Each part of the story is like a miniature conversation about wrestling, and to me each one was complete. Cauliflower ear, why the sport seems to be dying, cutting weight, the instant camaraderie when you recognize another wrestler, missing pain when you take a week off, the injuries, the brotherhood with your training partners, the shift toward MMA, having to quit after the major injury… I’ve never wrestled the way these guys have wrestled, but the experience seems to be universal to grappling.

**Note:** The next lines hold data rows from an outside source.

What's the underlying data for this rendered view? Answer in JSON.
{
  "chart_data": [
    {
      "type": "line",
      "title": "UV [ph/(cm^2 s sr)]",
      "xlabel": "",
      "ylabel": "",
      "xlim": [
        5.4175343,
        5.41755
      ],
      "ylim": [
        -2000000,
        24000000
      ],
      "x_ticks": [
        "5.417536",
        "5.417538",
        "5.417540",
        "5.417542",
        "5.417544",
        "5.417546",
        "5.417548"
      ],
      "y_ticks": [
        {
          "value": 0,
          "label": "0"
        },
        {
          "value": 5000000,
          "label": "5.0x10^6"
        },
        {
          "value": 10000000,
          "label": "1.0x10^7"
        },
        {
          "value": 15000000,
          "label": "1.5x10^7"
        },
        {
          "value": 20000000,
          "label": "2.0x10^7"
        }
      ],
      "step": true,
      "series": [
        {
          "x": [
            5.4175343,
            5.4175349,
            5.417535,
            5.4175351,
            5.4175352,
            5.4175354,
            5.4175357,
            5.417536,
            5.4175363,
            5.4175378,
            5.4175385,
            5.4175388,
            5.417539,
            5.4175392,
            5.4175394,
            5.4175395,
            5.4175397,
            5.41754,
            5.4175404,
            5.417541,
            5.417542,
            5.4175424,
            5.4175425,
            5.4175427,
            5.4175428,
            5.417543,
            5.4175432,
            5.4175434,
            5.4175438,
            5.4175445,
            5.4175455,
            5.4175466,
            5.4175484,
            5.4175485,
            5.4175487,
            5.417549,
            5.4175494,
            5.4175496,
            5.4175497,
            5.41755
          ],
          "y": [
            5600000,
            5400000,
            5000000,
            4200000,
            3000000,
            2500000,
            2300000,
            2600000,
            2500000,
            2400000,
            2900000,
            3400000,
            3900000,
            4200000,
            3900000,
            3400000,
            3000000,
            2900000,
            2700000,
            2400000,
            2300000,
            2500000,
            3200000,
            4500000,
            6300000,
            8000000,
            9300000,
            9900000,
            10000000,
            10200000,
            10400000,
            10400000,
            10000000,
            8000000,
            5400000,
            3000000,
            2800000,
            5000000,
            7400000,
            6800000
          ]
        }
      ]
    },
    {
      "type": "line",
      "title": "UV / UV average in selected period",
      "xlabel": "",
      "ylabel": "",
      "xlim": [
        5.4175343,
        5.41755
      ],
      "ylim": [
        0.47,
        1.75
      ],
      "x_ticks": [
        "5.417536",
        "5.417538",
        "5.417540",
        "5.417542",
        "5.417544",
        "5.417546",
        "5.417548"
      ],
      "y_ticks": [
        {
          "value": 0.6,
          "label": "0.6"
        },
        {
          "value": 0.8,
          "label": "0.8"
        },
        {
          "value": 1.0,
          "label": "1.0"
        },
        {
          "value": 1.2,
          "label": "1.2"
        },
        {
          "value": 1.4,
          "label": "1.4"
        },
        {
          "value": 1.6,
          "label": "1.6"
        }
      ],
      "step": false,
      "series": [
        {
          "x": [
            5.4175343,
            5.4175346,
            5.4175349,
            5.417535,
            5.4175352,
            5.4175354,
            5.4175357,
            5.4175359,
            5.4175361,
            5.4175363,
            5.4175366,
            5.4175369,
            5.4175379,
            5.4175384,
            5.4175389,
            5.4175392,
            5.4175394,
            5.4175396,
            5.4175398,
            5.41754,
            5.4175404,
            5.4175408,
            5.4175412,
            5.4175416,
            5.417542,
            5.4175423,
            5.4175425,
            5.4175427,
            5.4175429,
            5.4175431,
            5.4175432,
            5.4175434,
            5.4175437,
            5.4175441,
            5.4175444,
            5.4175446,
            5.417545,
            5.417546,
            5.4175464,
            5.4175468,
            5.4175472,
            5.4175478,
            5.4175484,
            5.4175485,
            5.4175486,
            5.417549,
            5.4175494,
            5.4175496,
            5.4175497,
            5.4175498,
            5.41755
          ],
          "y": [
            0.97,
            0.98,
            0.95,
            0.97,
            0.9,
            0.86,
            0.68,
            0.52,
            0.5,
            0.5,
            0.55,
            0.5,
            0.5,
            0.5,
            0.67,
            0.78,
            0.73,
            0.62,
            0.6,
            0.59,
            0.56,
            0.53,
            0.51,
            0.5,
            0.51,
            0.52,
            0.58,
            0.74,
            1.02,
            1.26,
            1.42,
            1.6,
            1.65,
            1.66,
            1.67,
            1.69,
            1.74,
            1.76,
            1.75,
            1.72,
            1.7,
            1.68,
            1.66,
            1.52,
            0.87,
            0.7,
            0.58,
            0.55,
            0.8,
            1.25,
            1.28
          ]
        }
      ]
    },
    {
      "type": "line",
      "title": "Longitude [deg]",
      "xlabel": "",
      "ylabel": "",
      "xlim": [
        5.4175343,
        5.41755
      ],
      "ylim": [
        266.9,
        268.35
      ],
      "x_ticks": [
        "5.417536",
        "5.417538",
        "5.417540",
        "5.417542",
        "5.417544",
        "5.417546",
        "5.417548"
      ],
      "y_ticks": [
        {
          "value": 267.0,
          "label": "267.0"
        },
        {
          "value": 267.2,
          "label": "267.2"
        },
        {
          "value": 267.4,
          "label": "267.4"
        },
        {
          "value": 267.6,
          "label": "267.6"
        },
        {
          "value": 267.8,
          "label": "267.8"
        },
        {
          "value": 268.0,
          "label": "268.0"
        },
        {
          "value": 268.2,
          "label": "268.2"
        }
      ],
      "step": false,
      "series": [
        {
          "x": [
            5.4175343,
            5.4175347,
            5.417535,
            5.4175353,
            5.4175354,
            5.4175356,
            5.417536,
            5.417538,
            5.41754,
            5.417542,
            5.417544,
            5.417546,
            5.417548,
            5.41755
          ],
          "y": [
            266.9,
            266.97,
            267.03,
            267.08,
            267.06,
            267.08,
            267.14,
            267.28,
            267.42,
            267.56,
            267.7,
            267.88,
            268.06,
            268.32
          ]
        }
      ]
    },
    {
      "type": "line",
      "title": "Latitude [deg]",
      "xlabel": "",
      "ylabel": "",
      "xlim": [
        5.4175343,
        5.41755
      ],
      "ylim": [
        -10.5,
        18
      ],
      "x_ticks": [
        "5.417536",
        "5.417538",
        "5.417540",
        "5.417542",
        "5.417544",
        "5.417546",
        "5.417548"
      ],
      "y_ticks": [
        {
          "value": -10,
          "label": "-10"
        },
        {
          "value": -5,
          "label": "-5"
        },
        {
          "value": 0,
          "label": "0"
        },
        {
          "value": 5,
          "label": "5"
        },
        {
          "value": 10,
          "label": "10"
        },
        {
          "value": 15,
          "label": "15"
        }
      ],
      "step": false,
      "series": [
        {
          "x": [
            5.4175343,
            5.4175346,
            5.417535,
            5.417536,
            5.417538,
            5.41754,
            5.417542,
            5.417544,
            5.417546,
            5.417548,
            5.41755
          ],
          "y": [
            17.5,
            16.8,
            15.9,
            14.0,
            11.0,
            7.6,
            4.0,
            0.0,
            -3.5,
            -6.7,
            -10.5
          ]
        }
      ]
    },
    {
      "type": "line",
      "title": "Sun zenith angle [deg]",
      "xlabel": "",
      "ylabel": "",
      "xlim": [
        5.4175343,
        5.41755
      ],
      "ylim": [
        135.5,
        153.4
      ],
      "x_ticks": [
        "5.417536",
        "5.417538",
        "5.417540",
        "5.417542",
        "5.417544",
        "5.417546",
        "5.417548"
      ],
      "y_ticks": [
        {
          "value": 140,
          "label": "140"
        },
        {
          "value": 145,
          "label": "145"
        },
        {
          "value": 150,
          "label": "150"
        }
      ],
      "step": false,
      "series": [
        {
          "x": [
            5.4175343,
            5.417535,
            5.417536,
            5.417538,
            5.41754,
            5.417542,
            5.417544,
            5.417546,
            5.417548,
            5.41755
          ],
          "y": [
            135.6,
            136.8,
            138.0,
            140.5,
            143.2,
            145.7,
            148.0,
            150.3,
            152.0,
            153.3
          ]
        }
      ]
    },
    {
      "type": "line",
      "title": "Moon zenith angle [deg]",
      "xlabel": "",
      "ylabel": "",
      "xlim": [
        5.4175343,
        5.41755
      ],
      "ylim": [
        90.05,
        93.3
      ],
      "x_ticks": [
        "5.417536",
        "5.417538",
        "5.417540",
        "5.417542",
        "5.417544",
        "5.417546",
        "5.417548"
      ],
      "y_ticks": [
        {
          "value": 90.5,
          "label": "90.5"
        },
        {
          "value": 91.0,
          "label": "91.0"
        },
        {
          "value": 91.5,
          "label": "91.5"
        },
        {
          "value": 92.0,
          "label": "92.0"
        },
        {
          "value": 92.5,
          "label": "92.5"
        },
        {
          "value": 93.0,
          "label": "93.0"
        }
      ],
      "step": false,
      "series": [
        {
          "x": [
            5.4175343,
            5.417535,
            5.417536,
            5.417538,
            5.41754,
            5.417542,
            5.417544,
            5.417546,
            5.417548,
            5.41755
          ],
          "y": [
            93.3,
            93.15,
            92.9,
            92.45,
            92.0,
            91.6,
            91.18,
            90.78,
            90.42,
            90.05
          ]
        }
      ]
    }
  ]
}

I found myself thinking back to my own injuries and my own versions of each story. How Beth hates when I’m cranky, starved, and thirstier than I think I’ve ever been on the drive up for weigh-ins. The judo tournament where I was 0.2 lbs over after spending all morning running in the gym with my parka over my gi over my sweats, and forcing myself to finally make weight by sitting in the car with the heat cranked until a fifth of a pound of sweat was caked into my clothing. The feeling I get every time I see someone with cauliflower ear and I get this smirk as I ask “So, how long have you wrestled?” and they inevitably ask “How could you tell?” and I just point at my ear and I’ve never had anyone do anything but laugh and say something along the lines of “Yeah, that’s a dead giveaway isn’t it?” Being in my doctor’s office talking about how I really need to quit, but that I won’t. Any time where either I’ve accidentally injured a training partner whom I was close with or a close training partner has accidentally injured me and we just laugh about it because we know it wasn’t recklessness, but just the way the chips fall sometimes when you go hard.
It’s an incredible summary of the sport to me. I wish I could carry it around and when someone asks why I wrestle give it to them to read. I can’t really explain why I love what I love, but somehow the social proof is there when I’m not the one explaining why after umpteen broken bones, two heel hooks, and a couple of back injuries I’m still on the mat. When someone else explains for you, it makes loving what you do seem less insane because that guy loves it too.